16Il est encore difficile de connaître à quand remontre exactement les premières manifestations du mégalithisme dans le Faro. Néanmoins, nous pouvons déjà retenir que les plus anciens villages à pierres dressées recensés auraient été implantés dans les massifs dès le début de la conquête foulbé que l’on situe dans la région vers 1830. À partir de cette période, certains villages vont connaître une occupation continue jusqu’à l’actuelle. D’autres villages seront, en revanche, occupés à des temps différents par les mêmes communautés (Figure 1) (Tableau). En général, l’installation d’un village s’accompagne de l’érection des pierres de fondation très souvent fixées à l’entrée des domiciles du chef, des sous-chefs et des notables.
- 25 Lãguere paï signifie littéralement « la montagne est finie » en langue koma gimbe. L’appellation a (...)
- 26 Le travail de la forge y était interdit afin d’éviter que les bruits liés à cette activité perturbe (...)
- 27 En pays koma seuls deux villages possèderaient des maîtres de la pluie, il s’agit de Gbakika (Zatao (...)
- 28 A. Mezop Temgoua-Noumissing, 2020, p. 399-420 ; A. Mezop Temgoua-Noumissing, 2023, p. 40-42.

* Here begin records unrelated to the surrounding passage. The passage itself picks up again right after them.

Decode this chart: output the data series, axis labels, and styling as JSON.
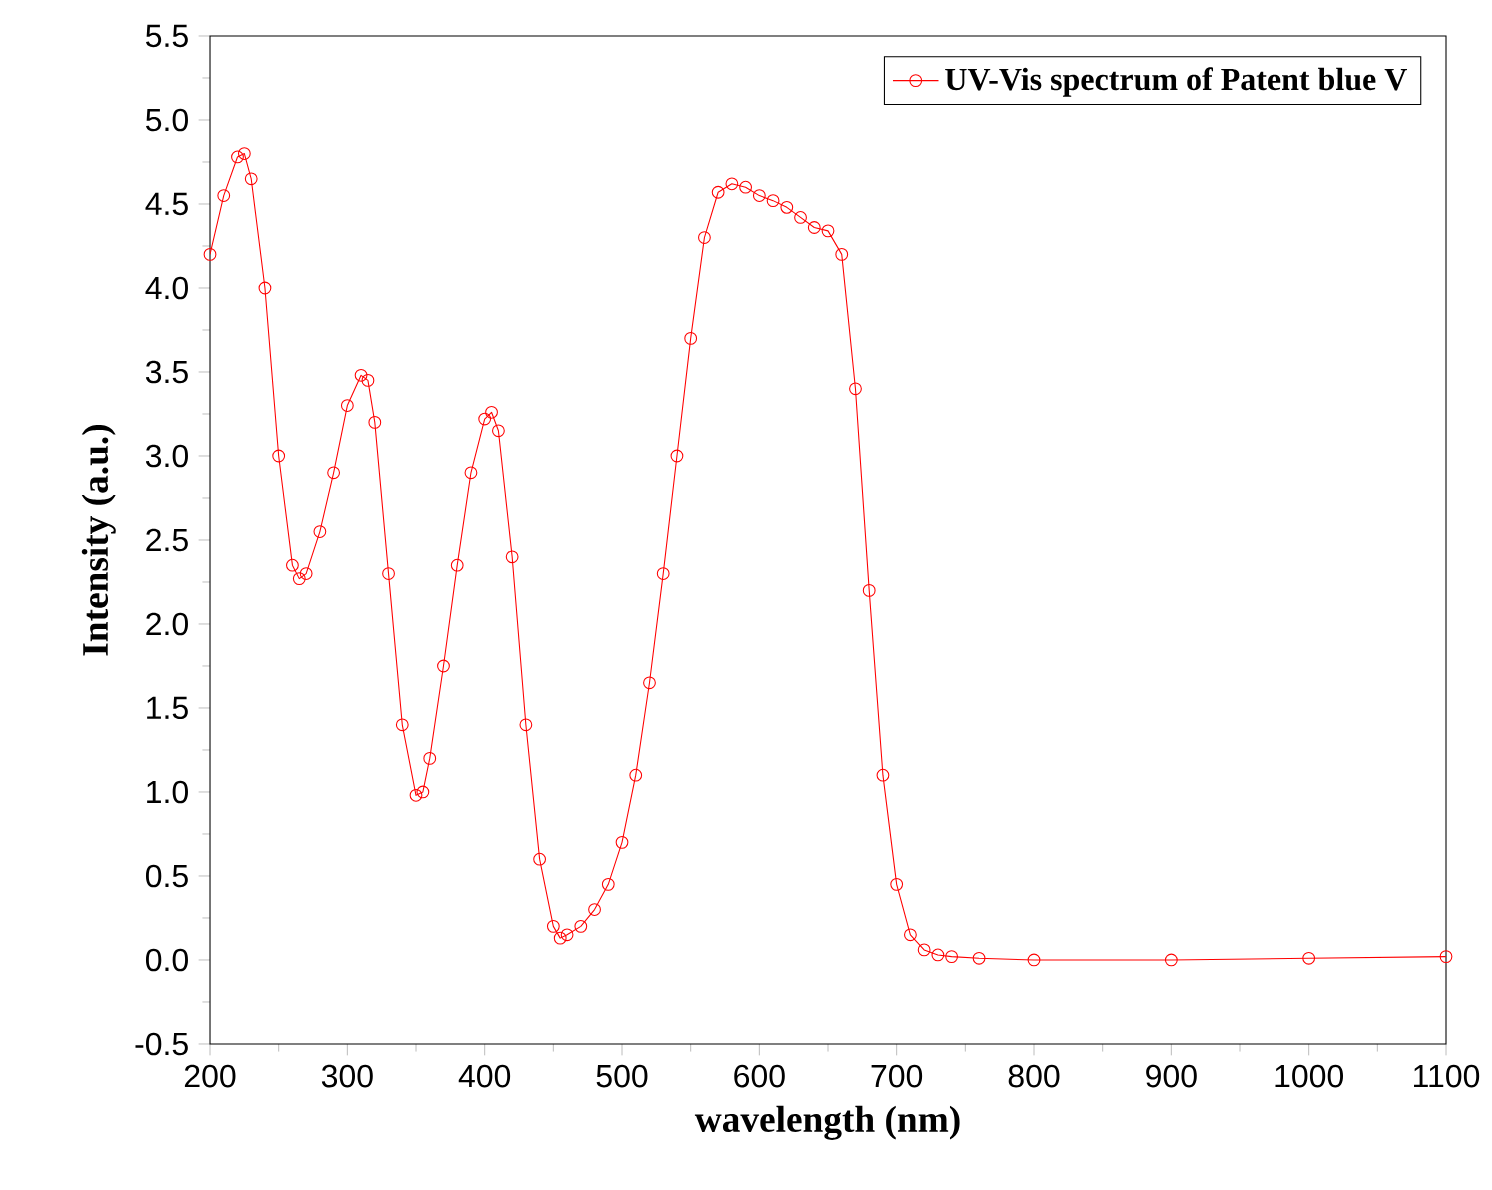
{
  "chart_data": {
    "type": "line",
    "xlabel": "wavelength (nm)",
    "ylabel": "Intensity (a.u.)",
    "xlim": [
      200,
      1100
    ],
    "ylim": [
      -0.5,
      5.5
    ],
    "xticks": [
      200,
      300,
      400,
      500,
      600,
      700,
      800,
      900,
      1000,
      1100
    ],
    "yticks": [
      -0.5,
      {
        "value": 0,
        "label": "0.0"
      },
      0.5,
      {
        "value": 1,
        "label": "1.0"
      },
      1.5,
      {
        "value": 2,
        "label": "2.0"
      },
      2.5,
      {
        "value": 3,
        "label": "3.0"
      },
      3.5,
      {
        "value": 4,
        "label": "4.0"
      },
      4.5,
      {
        "value": 5,
        "label": "5.0"
      },
      5.5
    ],
    "legend": "top right",
    "marker": "circle",
    "line_style": "solid",
    "grid": false,
    "series": [
      {
        "name": "UV-Vis spectrum of Patent blue V",
        "color": "#ff0000",
        "x": [
          200,
          210,
          220,
          225,
          230,
          240,
          250,
          260,
          265,
          270,
          280,
          290,
          300,
          310,
          315,
          320,
          330,
          340,
          350,
          355,
          360,
          370,
          380,
          390,
          400,
          405,
          410,
          420,
          430,
          440,
          450,
          455,
          460,
          470,
          480,
          490,
          500,
          510,
          520,
          530,
          540,
          550,
          560,
          570,
          580,
          590,
          600,
          610,
          620,
          630,
          640,
          650,
          660,
          670,
          680,
          690,
          700,
          710,
          720,
          730,
          740,
          760,
          800,
          900,
          1000,
          1100
        ],
        "values": [
          4.2,
          4.55,
          4.78,
          4.8,
          4.65,
          4.0,
          3.0,
          2.35,
          2.27,
          2.3,
          2.55,
          2.9,
          3.3,
          3.48,
          3.45,
          3.2,
          2.3,
          1.4,
          0.98,
          1.0,
          1.2,
          1.75,
          2.35,
          2.9,
          3.22,
          3.26,
          3.15,
          2.4,
          1.4,
          0.6,
          0.2,
          0.13,
          0.15,
          0.2,
          0.3,
          0.45,
          0.7,
          1.1,
          1.65,
          2.3,
          3.0,
          3.7,
          4.3,
          4.57,
          4.62,
          4.6,
          4.55,
          4.52,
          4.48,
          4.42,
          4.36,
          4.34,
          4.2,
          3.4,
          2.2,
          1.1,
          0.45,
          0.15,
          0.06,
          0.03,
          0.02,
          0.01,
          0.0,
          0.0,
          0.01,
          0.02
        ]
      }
    ]
  }
}
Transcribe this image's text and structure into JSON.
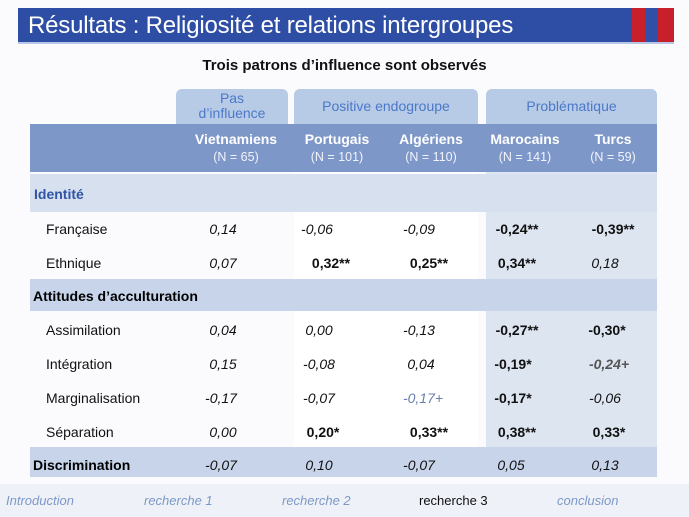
{
  "slide": {
    "title": "Résultats : Religiosité et relations  intergroupes",
    "subtitle": "Trois patrons d’influence sont observés"
  },
  "groups": [
    {
      "label": "Pas\nd’influence"
    },
    {
      "label": "Positive endogroupe"
    },
    {
      "label": "Problématique"
    }
  ],
  "columns": [
    {
      "name": "Vietnamiens",
      "n": "(N = 65)"
    },
    {
      "name": "Portugais",
      "n": "(N = 101)"
    },
    {
      "name": "Algériens",
      "n": "(N = 110)"
    },
    {
      "name": "Marocains",
      "n": "(N = 141)"
    },
    {
      "name": "Turcs",
      "n": "(N = 59)"
    }
  ],
  "sections": {
    "identite": "Identité",
    "attitudes": "Attitudes d’acculturation",
    "discrimination": "Discrimination"
  },
  "rows": [
    {
      "label": "Française",
      "values": [
        "0,14",
        "-0,06",
        "-0,09",
        "-0,24**",
        "-0,39**"
      ]
    },
    {
      "label": "Ethnique",
      "values": [
        "0,07",
        "0,32**",
        "0,25**",
        "0,34**",
        "0,18"
      ]
    },
    {
      "label": "Assimilation",
      "values": [
        "0,04",
        "0,00",
        "-0,13",
        "-0,27**",
        "-0,30*"
      ]
    },
    {
      "label": "Intégration",
      "values": [
        "0,15",
        "-0,08",
        "0,04",
        "-0,19*",
        "-0,24+"
      ]
    },
    {
      "label": "Marginalisation",
      "values": [
        "-0,17",
        "-0,07",
        "-0,17+",
        "-0,17*",
        "-0,06"
      ]
    },
    {
      "label": "Séparation",
      "values": [
        "0,00",
        "0,20*",
        "0,33**",
        "0,38**",
        "0,33*"
      ]
    },
    {
      "label": "Discrimination",
      "values": [
        "-0,07",
        "0,10",
        "-0,07",
        "0,05",
        "0,13"
      ]
    }
  ],
  "nav": [
    "Introduction",
    "recherche 1",
    "recherche 2",
    "recherche 3",
    "conclusion"
  ],
  "colors": {
    "title_bar": "#2e4ea6",
    "accent_red": "#c8202a",
    "header": "#7e97c9",
    "band": "#c7d4ea",
    "nav": "#7d99c8"
  }
}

17Sur la rive ouest, c’est le centre des monts Alantika (cercle de Wengay) qui semble avoir accueilli les premiers réfugiés de la guerre sainte dès le début du xixe siècle. À partir de ce point, le peuplement montagnard se serait progressivement étendu au fil des événements qui ont bouleversé la démographie de cette partie de la région. Chez les Koma Gimbe qui occupent cette partie du massif, les villages Bimlerou-haut, Librou, Ngueplepaï, Naguepaï, Gbakipa, Youguepaï, Koala, Balengi, FA5/12, Naguimalo et Duri, unis dans l’histoire orale, dateraient de cette période. Bimlerou-haut, dit Lãguerepaï25, est, selon la tradition orale, le plus ancien village koma gimbe dans les monts Alantika et leur sert encore de haut lieu de sacrifice26. Il a été fondé au début du xixe siècle par les héros fondateurs Kotoba et Yogba. Ce sont eux qui y auraient implanté les premiers monolithes et autels. Jusque dans les années 1960, Bimlerou-haut était le siège d’une puissante chefferie dirigée par le chef Foxy. Gbakipa, qui, quant à lui, continue à assurer les rituels liés à la pluie Gbégri27. Balengi, de son côté, s’occupait de la fabrication des couteaux et outils destinés à la circoncision et à l’extraction des dents chez les jeunes filles. Vers 1930, des familles koma gimbe vont délaisser progressivement la montagne pour s’installer dans les piémonts où ils ont fondé de nouveaux villages tels que l’ex-Bimlerou-bas, puis l’actuel Bimlerou-bas. Pour les Koma Gimbe installés aujourd’hui en plaine, Bimlerou-haut demeure un lieu d’attachements, où se trouvent des abris de conservation des objets sacrés et des autels des pierres rituels et commémoratifs28.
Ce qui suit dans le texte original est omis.